Suzanne, who was offered a termination at 15 weeks, braved a backlash of criticism and vitriol from some readers.

But I'd challenge any one of them to walk a mile in the shoes of mothers like me, saddled for life as I am, with a needy, difficult, exasperating child who will never grow up, before they judge us.

They should experience how it feels to parent a grown man, who is no more able to care for himself than a toddler - and at a time of life when your children should, all things being equal, be taking care of you.

They should know how it feels to live every single day under a crushing weight of guilt.
They should know how it feels to watch Stephen's constant suffering and witness the almost daily destruction wreaked on all our lives.

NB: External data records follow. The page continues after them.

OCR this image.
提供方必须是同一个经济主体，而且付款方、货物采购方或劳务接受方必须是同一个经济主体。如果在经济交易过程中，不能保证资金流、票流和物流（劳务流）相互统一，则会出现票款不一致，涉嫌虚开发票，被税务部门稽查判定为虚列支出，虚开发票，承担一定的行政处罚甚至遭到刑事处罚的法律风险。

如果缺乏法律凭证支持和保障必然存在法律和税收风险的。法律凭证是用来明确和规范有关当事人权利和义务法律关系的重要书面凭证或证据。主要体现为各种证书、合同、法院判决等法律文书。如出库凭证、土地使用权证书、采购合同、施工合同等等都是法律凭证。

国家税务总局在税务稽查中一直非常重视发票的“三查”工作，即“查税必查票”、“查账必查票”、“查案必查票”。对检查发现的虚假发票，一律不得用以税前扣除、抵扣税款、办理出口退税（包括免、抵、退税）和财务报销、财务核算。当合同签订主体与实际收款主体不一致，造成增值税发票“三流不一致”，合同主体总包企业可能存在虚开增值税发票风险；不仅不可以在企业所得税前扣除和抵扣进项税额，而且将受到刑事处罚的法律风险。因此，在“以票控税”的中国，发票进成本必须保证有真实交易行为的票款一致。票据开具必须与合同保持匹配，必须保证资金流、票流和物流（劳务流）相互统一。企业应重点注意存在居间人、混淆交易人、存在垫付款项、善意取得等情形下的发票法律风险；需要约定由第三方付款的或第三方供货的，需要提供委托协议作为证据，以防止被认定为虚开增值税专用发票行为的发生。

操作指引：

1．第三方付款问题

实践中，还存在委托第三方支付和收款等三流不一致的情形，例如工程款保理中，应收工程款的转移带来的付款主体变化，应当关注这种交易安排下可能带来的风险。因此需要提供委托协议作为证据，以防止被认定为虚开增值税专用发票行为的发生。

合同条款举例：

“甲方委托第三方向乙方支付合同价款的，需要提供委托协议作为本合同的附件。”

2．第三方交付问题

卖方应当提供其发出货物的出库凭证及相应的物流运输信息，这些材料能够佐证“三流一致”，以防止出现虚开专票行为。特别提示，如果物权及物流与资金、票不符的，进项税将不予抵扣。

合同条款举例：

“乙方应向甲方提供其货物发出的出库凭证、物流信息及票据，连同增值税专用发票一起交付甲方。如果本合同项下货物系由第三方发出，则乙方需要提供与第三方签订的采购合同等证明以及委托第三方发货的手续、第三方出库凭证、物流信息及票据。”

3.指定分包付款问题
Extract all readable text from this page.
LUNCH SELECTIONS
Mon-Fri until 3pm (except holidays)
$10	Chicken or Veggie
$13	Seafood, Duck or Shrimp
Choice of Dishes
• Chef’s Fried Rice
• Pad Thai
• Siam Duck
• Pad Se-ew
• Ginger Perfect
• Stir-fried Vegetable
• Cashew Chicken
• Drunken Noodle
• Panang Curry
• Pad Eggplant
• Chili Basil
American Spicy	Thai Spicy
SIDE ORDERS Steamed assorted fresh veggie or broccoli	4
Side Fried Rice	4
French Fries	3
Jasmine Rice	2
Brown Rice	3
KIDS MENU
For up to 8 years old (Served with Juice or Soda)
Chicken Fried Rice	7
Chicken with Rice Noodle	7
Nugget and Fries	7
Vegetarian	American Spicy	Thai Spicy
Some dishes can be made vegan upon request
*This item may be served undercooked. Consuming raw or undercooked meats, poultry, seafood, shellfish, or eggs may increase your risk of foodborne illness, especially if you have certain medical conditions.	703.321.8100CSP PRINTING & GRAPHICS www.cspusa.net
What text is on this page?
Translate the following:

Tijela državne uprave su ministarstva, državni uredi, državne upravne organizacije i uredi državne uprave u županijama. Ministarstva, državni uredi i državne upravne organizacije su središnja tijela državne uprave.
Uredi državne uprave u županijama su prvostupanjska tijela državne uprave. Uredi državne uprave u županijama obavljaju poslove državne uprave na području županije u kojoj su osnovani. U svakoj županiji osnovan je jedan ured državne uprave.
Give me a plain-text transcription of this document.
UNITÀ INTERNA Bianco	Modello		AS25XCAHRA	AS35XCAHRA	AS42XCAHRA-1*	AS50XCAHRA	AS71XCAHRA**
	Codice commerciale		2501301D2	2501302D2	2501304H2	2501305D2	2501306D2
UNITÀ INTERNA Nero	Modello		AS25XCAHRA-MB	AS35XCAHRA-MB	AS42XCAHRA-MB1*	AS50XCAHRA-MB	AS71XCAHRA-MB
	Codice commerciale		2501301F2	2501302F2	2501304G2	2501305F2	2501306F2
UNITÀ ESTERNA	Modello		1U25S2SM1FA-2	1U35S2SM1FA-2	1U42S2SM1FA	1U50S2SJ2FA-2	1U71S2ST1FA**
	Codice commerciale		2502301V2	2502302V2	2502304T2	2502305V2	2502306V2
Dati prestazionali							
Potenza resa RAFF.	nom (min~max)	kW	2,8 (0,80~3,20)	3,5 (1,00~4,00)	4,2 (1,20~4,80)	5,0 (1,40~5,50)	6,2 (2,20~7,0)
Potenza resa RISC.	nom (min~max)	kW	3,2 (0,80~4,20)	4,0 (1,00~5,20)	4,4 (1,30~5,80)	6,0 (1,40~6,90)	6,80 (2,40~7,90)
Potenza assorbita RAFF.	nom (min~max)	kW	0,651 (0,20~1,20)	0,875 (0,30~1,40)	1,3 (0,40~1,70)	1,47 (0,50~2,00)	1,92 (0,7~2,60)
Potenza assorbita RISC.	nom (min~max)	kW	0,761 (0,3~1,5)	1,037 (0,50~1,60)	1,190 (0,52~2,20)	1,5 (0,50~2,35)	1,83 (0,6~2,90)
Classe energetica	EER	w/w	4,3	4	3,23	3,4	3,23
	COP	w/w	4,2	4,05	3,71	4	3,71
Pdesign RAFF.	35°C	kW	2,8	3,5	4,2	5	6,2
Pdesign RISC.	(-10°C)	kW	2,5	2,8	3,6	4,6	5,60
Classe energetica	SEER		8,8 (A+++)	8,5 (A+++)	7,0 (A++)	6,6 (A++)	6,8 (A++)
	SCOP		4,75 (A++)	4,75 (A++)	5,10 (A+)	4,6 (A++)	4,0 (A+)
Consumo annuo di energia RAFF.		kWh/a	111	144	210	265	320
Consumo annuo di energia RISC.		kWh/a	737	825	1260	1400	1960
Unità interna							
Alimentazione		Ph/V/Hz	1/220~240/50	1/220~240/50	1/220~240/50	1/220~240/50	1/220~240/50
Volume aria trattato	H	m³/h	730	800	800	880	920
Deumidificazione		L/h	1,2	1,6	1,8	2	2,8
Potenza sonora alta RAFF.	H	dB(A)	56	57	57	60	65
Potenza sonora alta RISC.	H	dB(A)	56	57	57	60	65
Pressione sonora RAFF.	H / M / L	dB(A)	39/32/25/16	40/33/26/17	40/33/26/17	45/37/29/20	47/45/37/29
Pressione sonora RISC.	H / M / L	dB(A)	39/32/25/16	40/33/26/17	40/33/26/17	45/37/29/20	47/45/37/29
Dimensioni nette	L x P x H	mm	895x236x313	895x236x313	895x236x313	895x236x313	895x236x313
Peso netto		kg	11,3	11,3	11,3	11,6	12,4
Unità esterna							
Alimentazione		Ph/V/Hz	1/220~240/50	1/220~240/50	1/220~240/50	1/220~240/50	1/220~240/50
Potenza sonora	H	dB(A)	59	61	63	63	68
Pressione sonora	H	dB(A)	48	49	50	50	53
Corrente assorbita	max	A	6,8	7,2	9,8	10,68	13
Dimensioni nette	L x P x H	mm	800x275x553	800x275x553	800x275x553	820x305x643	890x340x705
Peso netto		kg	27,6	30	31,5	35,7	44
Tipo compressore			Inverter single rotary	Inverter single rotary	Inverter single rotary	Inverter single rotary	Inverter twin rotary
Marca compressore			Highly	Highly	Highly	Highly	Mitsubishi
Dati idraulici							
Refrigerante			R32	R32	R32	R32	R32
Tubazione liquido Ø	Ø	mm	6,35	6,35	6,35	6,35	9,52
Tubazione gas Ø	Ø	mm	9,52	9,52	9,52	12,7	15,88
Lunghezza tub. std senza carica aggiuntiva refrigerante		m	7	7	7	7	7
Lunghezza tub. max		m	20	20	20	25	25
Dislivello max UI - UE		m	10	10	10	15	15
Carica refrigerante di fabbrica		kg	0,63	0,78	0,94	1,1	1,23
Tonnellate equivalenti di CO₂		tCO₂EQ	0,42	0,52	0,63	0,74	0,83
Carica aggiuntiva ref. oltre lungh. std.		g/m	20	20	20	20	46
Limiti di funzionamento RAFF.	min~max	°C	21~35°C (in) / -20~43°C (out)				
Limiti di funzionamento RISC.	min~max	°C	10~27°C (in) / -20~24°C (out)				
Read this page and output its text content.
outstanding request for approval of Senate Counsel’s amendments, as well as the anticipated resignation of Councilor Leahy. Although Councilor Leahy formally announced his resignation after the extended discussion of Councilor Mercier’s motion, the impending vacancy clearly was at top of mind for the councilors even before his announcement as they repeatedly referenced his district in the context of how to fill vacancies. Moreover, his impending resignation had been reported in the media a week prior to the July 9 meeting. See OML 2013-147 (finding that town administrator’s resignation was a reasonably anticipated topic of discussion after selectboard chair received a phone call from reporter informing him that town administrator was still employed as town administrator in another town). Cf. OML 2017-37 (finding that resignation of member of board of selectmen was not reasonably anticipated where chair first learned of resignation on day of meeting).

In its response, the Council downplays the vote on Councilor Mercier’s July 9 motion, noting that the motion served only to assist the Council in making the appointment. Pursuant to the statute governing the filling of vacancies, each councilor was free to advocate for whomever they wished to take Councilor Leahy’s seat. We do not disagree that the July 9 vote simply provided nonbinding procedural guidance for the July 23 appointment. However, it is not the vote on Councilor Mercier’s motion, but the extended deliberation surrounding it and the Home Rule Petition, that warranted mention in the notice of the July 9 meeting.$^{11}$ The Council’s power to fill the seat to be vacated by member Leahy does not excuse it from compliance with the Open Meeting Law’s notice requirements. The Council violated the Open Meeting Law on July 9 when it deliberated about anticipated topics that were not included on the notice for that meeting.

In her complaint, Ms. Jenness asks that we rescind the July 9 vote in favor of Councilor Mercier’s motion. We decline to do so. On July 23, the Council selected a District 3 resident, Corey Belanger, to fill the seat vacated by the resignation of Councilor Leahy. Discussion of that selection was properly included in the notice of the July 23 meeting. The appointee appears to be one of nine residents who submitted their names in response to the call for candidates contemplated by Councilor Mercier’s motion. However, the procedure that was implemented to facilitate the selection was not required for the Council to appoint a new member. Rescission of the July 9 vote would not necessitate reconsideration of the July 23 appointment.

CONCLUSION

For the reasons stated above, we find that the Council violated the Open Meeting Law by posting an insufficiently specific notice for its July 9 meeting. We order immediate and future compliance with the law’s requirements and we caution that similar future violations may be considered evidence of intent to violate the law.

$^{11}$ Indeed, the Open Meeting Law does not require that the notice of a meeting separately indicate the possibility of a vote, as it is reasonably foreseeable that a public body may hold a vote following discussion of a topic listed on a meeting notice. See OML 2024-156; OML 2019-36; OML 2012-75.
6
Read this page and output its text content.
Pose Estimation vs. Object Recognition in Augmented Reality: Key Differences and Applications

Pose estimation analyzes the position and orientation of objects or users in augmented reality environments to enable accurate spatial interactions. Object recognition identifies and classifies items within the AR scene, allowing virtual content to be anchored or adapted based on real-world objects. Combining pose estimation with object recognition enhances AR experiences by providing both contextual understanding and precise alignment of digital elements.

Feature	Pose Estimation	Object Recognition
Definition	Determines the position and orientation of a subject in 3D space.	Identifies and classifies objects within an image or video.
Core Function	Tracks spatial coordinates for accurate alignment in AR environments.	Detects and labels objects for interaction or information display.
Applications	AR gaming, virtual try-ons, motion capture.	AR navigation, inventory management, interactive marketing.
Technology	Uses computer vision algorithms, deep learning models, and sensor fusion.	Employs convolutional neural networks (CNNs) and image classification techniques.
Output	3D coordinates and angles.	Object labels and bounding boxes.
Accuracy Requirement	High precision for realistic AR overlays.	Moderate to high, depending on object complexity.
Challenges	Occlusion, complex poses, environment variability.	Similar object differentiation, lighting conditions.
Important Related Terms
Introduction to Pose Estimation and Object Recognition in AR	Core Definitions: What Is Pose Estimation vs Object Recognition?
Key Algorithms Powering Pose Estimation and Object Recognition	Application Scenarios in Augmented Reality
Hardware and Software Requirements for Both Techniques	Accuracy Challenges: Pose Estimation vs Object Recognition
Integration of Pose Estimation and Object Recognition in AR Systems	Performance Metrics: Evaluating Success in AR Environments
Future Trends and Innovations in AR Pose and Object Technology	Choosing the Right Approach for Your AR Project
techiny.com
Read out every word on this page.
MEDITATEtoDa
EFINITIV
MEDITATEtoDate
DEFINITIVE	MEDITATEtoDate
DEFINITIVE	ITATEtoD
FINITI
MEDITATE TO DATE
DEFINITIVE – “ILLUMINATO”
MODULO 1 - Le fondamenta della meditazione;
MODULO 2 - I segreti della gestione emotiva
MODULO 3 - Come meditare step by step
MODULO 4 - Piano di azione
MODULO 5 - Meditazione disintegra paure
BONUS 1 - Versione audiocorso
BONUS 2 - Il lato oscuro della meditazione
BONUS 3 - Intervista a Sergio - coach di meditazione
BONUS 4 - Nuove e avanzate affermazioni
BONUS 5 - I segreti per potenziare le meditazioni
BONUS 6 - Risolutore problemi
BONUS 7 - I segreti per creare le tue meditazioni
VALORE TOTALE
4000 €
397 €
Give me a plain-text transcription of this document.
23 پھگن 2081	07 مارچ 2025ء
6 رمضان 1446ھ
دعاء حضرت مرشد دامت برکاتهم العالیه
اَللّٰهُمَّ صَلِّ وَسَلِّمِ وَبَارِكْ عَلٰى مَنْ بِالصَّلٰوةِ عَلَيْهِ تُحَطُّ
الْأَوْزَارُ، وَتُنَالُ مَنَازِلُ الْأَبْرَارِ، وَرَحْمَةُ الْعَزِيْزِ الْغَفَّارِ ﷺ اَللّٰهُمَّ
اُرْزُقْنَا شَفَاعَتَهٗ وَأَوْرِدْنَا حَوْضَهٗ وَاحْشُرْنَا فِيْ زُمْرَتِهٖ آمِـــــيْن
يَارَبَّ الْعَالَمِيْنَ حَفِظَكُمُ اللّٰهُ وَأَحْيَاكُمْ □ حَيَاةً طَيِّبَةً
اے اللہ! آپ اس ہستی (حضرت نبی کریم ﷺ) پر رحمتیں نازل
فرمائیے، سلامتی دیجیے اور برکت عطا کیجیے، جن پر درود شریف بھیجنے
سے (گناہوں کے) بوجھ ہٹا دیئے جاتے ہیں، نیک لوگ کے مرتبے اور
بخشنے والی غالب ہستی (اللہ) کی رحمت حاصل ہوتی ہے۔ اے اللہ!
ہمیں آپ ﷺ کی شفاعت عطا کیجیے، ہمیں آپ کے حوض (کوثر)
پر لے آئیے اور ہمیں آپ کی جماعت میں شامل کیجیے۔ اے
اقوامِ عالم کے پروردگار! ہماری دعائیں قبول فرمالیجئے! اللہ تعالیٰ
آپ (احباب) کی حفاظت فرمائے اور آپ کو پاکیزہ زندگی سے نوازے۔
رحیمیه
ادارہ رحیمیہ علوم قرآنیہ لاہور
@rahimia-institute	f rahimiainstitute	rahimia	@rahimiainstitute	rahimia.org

Roy, like a lot of men of his generation, is not terribly good at showing his emotions, and never says much about Stephen's condition.
He loves his son, but knows he cannot be 'fixed', so chooses not to waste time contemplating the 'what-ifs'. For my own part, however, I don't think I will ever come to terms with Stephen's disability.

In his early years, it caused me physical pain seeing friends' toddlers reaching milestones when my son was still so baby-like. Stephen didn't walk until he was five and couldn't speak - even now he has only a few words and communicates using Makaton, a form of sign language. This made working out his needs a constant struggle.
His incontinence meant that washing his clothes and bedding became my full-time job.